Campaigners have also said that tax and social welfare provisions also are not covered in the legislation. The government has said these would be covered by amendments to the Finance and Social Welfare Bills and to the Immigration, Residence and Protection Bill.
Kieran Rose, chair of the Gay and Lesbian Equality Network, said: “This is a major civil rights reform that will resolve many immediate and pressing issues faced by lesbian and gay couples.
“The government is to be congratulated on bringing forward the bill and we look forward to its enactment as quickly as possible.”
But he added: “A critical omission in the bill is the lack of legal support and recognition of the many children being parented by same-sex couples.
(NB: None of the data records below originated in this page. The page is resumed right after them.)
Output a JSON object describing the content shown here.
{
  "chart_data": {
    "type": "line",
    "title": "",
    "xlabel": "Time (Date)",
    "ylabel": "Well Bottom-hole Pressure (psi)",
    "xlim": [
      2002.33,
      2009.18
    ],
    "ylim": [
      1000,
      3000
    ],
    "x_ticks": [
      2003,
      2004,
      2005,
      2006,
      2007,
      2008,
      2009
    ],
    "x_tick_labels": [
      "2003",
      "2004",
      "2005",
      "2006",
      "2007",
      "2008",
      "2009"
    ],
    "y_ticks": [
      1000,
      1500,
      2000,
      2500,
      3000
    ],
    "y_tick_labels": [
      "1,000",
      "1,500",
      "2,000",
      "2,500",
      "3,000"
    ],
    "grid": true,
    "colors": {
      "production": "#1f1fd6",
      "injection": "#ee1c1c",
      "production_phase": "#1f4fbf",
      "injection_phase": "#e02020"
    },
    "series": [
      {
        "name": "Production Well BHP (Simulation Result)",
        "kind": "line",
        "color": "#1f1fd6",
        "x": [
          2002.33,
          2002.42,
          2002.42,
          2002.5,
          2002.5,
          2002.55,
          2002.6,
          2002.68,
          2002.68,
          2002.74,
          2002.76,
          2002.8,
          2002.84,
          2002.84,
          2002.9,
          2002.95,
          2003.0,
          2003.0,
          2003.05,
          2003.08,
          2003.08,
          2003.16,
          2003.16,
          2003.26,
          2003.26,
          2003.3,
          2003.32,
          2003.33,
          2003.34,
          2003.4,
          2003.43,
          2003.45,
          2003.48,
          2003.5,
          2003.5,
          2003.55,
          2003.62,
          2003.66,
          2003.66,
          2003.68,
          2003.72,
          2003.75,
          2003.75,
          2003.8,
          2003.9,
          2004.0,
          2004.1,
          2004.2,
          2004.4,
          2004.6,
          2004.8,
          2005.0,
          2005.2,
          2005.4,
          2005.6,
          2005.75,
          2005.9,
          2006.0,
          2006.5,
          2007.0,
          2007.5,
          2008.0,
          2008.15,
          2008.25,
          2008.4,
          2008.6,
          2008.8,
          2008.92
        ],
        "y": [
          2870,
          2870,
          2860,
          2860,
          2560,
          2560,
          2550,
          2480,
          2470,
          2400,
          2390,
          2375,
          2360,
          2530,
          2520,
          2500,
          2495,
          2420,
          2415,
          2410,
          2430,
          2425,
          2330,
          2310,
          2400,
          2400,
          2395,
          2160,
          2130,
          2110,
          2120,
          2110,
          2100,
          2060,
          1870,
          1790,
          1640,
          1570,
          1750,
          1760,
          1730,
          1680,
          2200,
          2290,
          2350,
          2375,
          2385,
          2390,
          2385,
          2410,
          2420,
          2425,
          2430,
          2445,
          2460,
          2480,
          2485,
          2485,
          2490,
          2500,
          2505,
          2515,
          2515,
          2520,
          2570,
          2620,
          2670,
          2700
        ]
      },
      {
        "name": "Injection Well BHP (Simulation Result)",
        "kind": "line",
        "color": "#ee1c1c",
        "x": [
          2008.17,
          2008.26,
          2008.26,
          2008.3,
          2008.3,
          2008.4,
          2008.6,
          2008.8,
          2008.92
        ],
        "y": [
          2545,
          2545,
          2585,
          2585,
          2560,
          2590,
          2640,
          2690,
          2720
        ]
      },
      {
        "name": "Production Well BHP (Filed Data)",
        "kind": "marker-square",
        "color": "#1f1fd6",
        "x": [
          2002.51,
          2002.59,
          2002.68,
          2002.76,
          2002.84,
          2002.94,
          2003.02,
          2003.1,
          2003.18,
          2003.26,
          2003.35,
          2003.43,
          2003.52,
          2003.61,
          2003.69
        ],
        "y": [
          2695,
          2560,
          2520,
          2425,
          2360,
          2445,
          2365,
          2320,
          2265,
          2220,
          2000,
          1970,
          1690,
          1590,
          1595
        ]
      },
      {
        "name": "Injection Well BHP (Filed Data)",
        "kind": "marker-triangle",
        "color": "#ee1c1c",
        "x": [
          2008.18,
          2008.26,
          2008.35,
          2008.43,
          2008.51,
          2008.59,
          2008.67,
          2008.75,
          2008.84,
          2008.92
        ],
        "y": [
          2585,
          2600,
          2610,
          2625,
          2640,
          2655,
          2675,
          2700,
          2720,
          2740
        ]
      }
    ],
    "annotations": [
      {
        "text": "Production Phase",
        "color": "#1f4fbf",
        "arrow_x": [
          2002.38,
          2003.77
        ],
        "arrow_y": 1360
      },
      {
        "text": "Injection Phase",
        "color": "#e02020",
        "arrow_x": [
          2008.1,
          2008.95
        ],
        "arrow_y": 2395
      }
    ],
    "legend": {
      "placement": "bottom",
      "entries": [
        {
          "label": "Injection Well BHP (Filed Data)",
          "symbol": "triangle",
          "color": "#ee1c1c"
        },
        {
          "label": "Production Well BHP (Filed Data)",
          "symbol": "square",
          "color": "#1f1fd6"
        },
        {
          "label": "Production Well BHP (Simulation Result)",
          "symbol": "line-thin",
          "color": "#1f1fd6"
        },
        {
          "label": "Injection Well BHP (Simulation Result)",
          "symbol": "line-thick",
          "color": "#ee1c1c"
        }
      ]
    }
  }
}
GLEN strongly urges the government to address this critical gap as the bill is advanced through the Oireachtas.”
Meanwhile, Changing Attitude Ireland pointed to the Good Friday Agreement, which required Ireland to provide “at least an equivalent level of protection of human rights as will pertain in Northern Ireland”.
Northern Ireland received equal rights for straight and gay couples in December 2005, in line with the Civil Partnerships Act.
The group suggested that the bill could provide a religious opt-out for state-employed registrars who did not want to conduct civil partnership ceremonies. The Catholic Church has been pushing for this exemption but sources have said this would not be allowed under discrimination laws.
A survey of LGBT people published last month by the National Gay and Lesbian Foundation found that respondents were far more concerned about having marriage than civil partnerships.